12. On the other hand learned Counsel for the respondents argued that civil courts have no jurisdiction to decide questions of ritual in temple except in so far as decision of such questions is incidental to decision of civil rights. In Appadurai Ayyangar v. Annangarachariar A.I.R. 1939 Mad. 102, Wadsworth, J. has held that courts in India have no ecclesiastical jurisdiction and they cannot decide questions of ritual in a temple except in so far as the decision to such questions is a necessary incident to the decision of civil rights. A right to worship in a particular temple is a civil fight and a right to perform a religious office to which obligations and emoluments are attached is also a civil right. To prescribe forms of prayer, right to religious precedence and questions of that nature do not fall within the purview of the civil courts. In the present case, the ritual claimed is neither incidental to a question of civil right nor it relates to a religious office to which obligations or emoluments are attached.

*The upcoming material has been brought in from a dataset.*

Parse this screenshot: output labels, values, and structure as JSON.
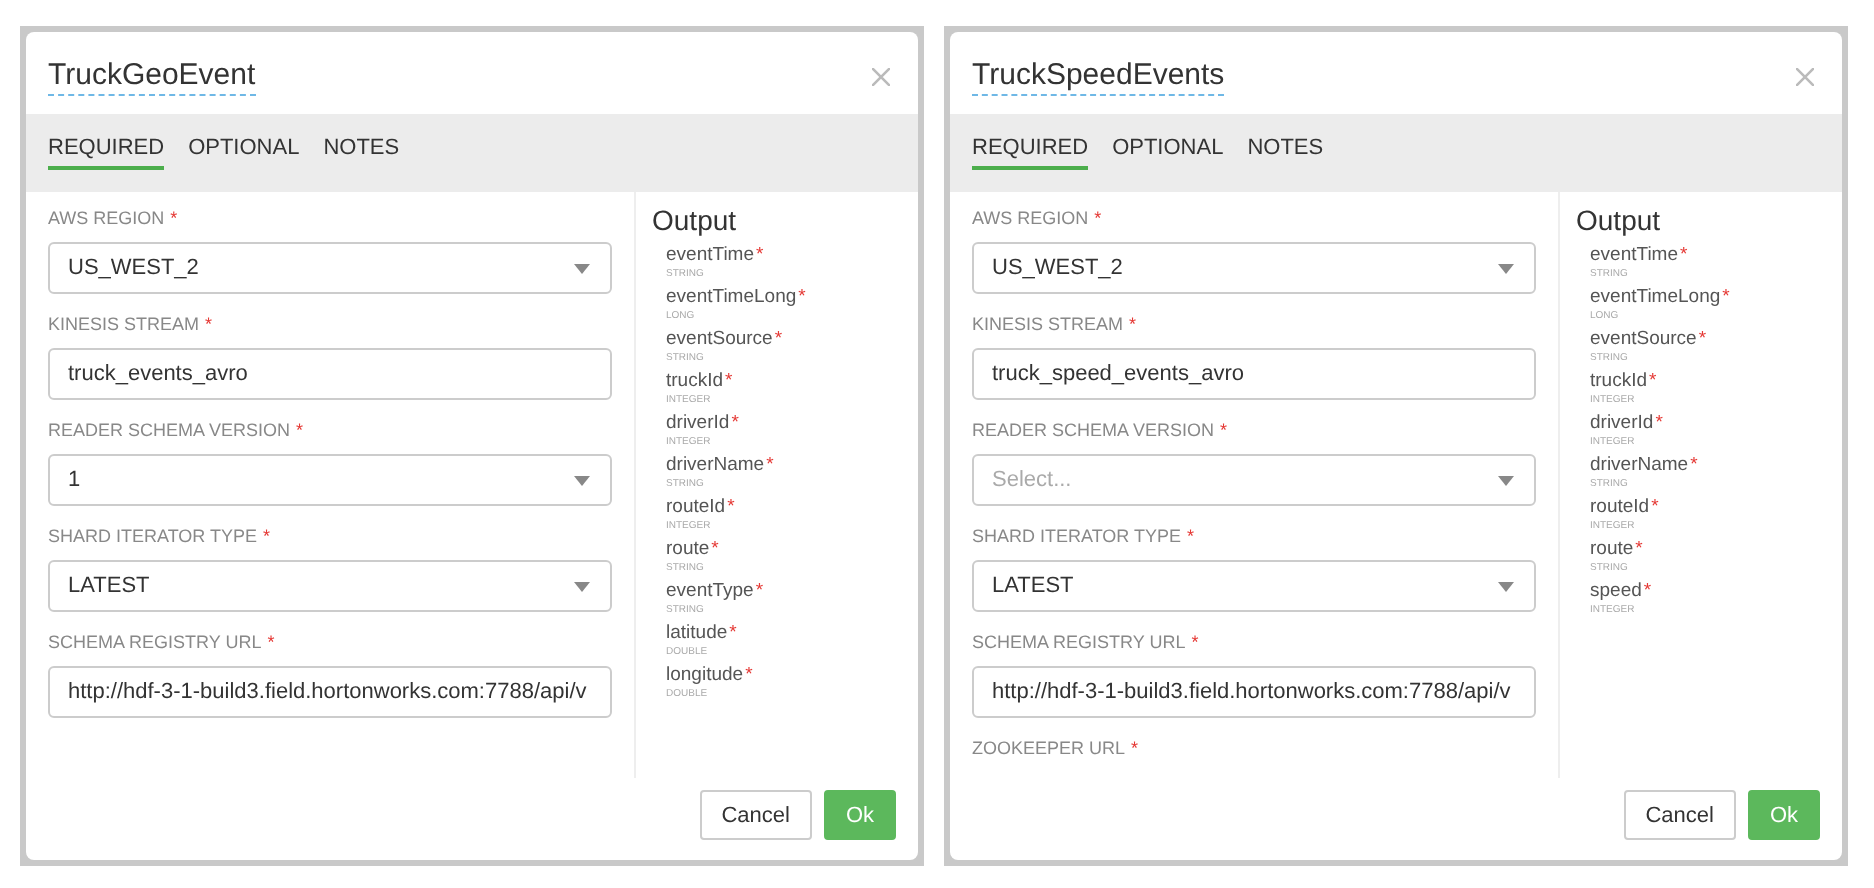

13. In Srinivasachari, In re., Thatha Desika Thathachariar 83 L.W. 407, the plaintiff instituted the suit to set aside an order passed by the Commissioner of H.R.& C.E. under Section 62 of H.R. & C.E. Act alleging that according to the tradition when Sri Vedanta Desikar was alive, he used to worship Lord Varadarajaswami at Kancheepuram Temple on his birthday, that it was the established custom and usage to take the idol of Sri Vedantha Desikar round the various shrines of Alwars and Acharyas. The defendants resisted the suit denying the custom and usage alleged by the plaintiff. Held:
Two aspects underlie the scheme of Section 9, C.P.C. The first is, that a suit asserting right to an office is a suit of a civil nature, and the second is that it does not cease to be one of civil nature, even if the said right depends entirely upon a decision of a question as to the religions rites or ceremonies. There is a further implication that questions as to religious rites or ceremonies cannot independently of such a right to an office form the subject matter of a civil suit. If the present suit were to be construed as one , for mere declaration of the plaintiffs right to recite-Desikar's Tamil compositions at the time of Mangalasasanam, it would be clearly not maintainable. In Subbaraya Mudaliar v. Vedantachariar, I.L.R. 28 Mad. 23, it has been pointed out that a right to recite sacred texts in a temple is a matter of ritual or ceremony in a religious matter with which a civil court has nothing to do. But where the right to worship itself is denied, a suit to establish such an ordinary right would be a suit of a civil nature. ..In this suit the plaintiff does not seek to establish any right to an office. All that he seeks to establish is that on a particular occasion the worship should be conducted in a particular form. This is purely a ritual and a suit to establish such a ritual is not competent under Section 9 of the C.P.C.
14. The case law on the point has been reviewed by the Supreme Court in Shri Sinna Ramanuja Jeer v. Sri Ranga Ramanuja Jeer, 1962 S.C.J. 17. His Lordship Subba Rao, J. as he then was, held that the suit for declaration of religious honours and privileges simpliciter will not lie in a civil court, but a suit to establish one's right to an office in a temple and to honours and privileges attached to the said office as its remuneration or perquisites is maintainable in the civil court. Regarding the law pertaining to the maintainability of suits in civil courts in respect of honours in temples, the Apex Court has to say these words:
Section 9 of the Code of Civil Procedure describes the nature of suits which a court has jurisdiction to entertain. It can entertain every suit of a civil nature excepting suits of which its organizance is either expressly or impliedly barred. As a corollary to this, it follows that a court cannot entertain a suit which is not of a civil nature. Prima facie suits raising questions of religious rites and ceremonies only are not maintainable in a civil Court, for they do not deal with legal rights of parties. But the explanation to the section accepting the said undoubted position says that a suit in which the right to property or to an officers contested is a suit of civil nature notwithstanding that such right may depend entirely on the decision of a question as to religious rites or ceremonies. It implies two things, namely, (i) a suit for an office is a suit Of a civil nature; and (ii) it does not cease to be one even if the aid right depends entirety upon a decision of a question as to the religious rites or ceremonies. It implies further that questions as to religious rites or ceremonies cannot independently of such a right form the subject matter of a civil Court.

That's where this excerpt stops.